Unveiling the Potential of LLM-Based ASR on Chinese Open-Source Datasets
Geng, Xuelong, Xu, Tianyi, Wei, Kun, Mu, Bingshen, Xue, Hongfei, Wang, He, Li, Yangze, Guo, Pengcheng, Dai, Yuhang, Li, Longhao, Shao, Mingchen, Xie, Lei
Large Language Models (LLMs) have demonstrated unparalleled effectiveness in various NLP tasks, and integrating LLMs with automatic speech recognition (ASR) is becoming a mainstream paradigm. Building upon this momentum, our research delves into an in-depth examination of this paradigm on a large open-source Chinese dataset. Specifically, our research aims to evaluate the impact of various configurations of speech encoders, LLMs, and projector modules in the context of the speech foundation encoder-LLM ASR paradigm. Furthermore, we introduce a three-stage training approach, expressly developed to enhance the model's ability to align auditory and textual information. The implementation of this approach, alongside the strategic integration of ASR components, enabled us to achieve the SOTA performance on the AISHELL-1, Test_Net, and Test_Meeting test sets. Our analysis presents an empirical foundation for future research in LLM-based ASR systems and offers insights into optimizing performance using Chinese datasets. We will publicly release all scripts used for data preparation, training, inference, and scoring, as well as pre-trained models and training logs to promote reproducible research.
SSHR: Leveraging Self-supervised Hierarchical Representations for Multilingual Automatic Speech Recognition
Xue, Hongfei, Shao, Qijie, Huang, Kaixun, Chen, Peikun, Xie, Lei, Liu, Jie
Multilingual automatic speech recognition (ASR) systems have garnered attention for their potential to extend language coverage globally. While self-supervised learning (SSL) has demonstrated its effectiveness in multilingual ASR, it is worth noting that the various layers' representations of SSL potentially contain distinct information that has not been fully leveraged.
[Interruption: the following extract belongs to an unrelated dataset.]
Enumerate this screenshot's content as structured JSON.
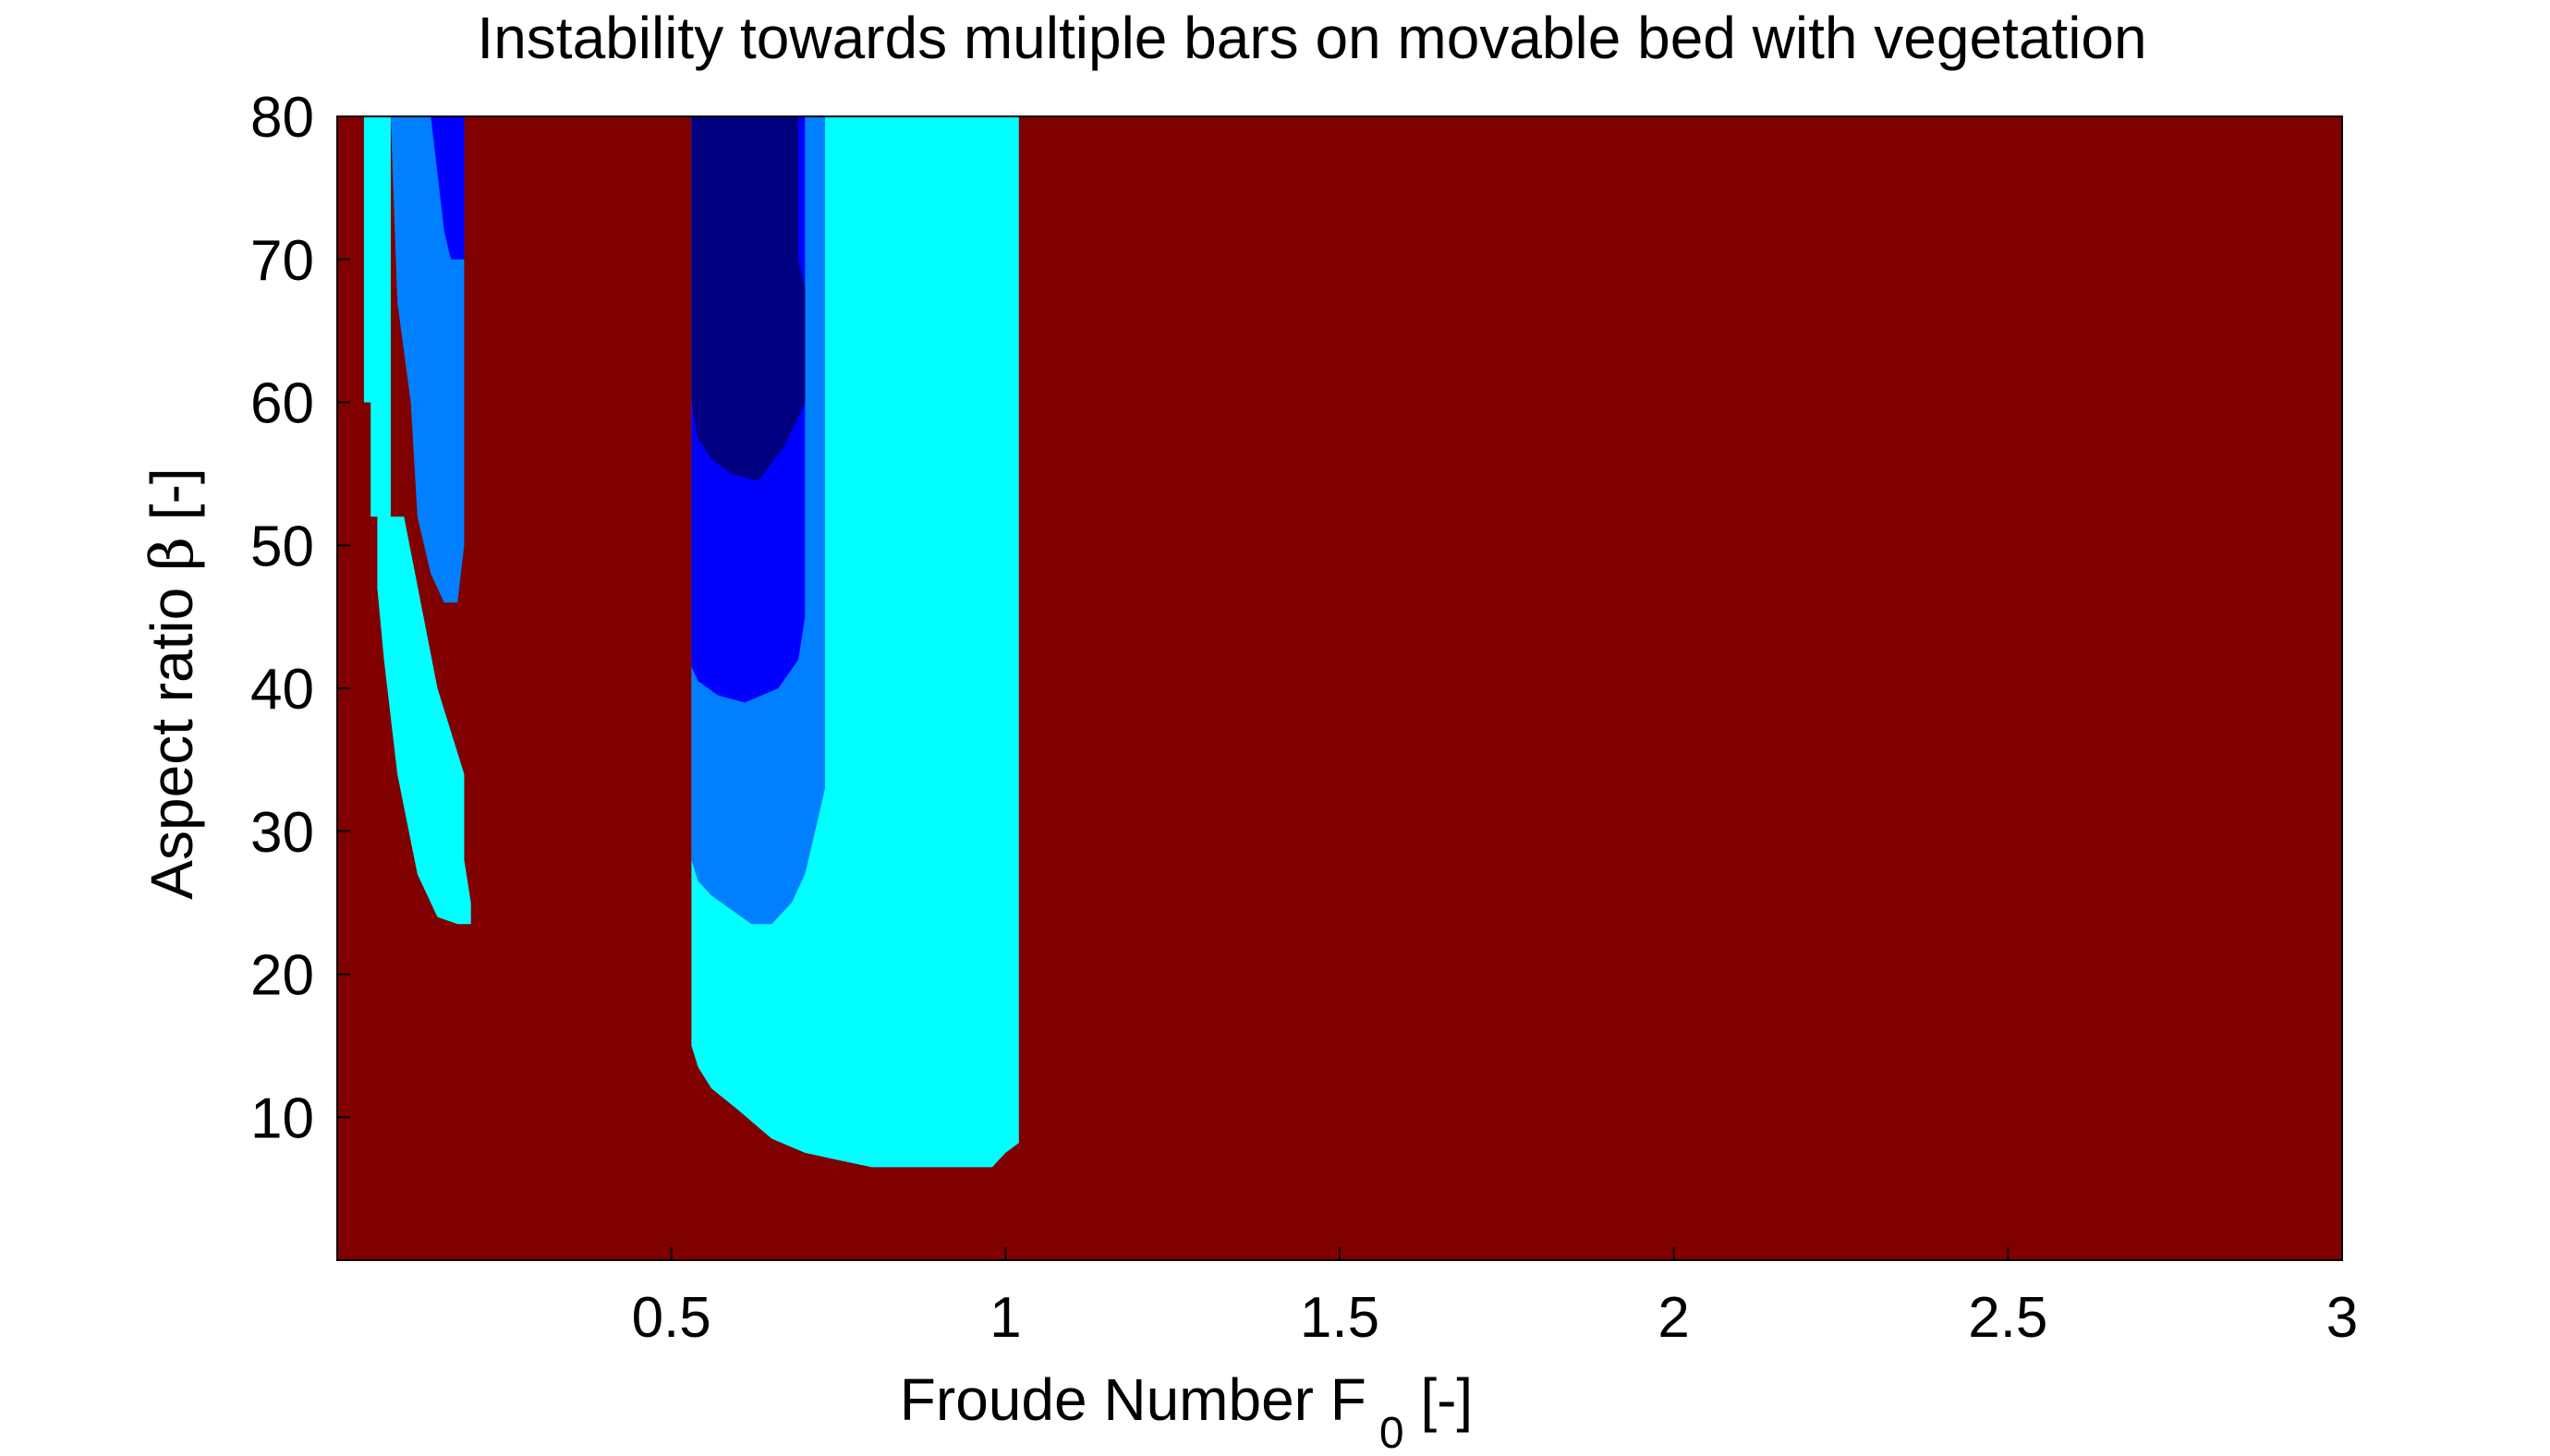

In this study, we propose a novel method that leverages self-supervised hierarchical representations (SSHR) to fine-tune multilingual ASR. We first analyze the different layers of the SSL model for language-related and content-related information, uncovering layers that show a stronger correlation. Then, we extract a language-related frame from correlated middle layers and guide specific content extraction through self-attention mechanisms. Additionally, we steer the model toward acquiring more content-related information in the final layers using our proposed Cross-CTC. We evaluate SSHR on two multilingual datasets, Common Voice and ML-SUPERB, and the experimental results demonstrate that our method achieves state-of-the-art performance to the best of our knowledge.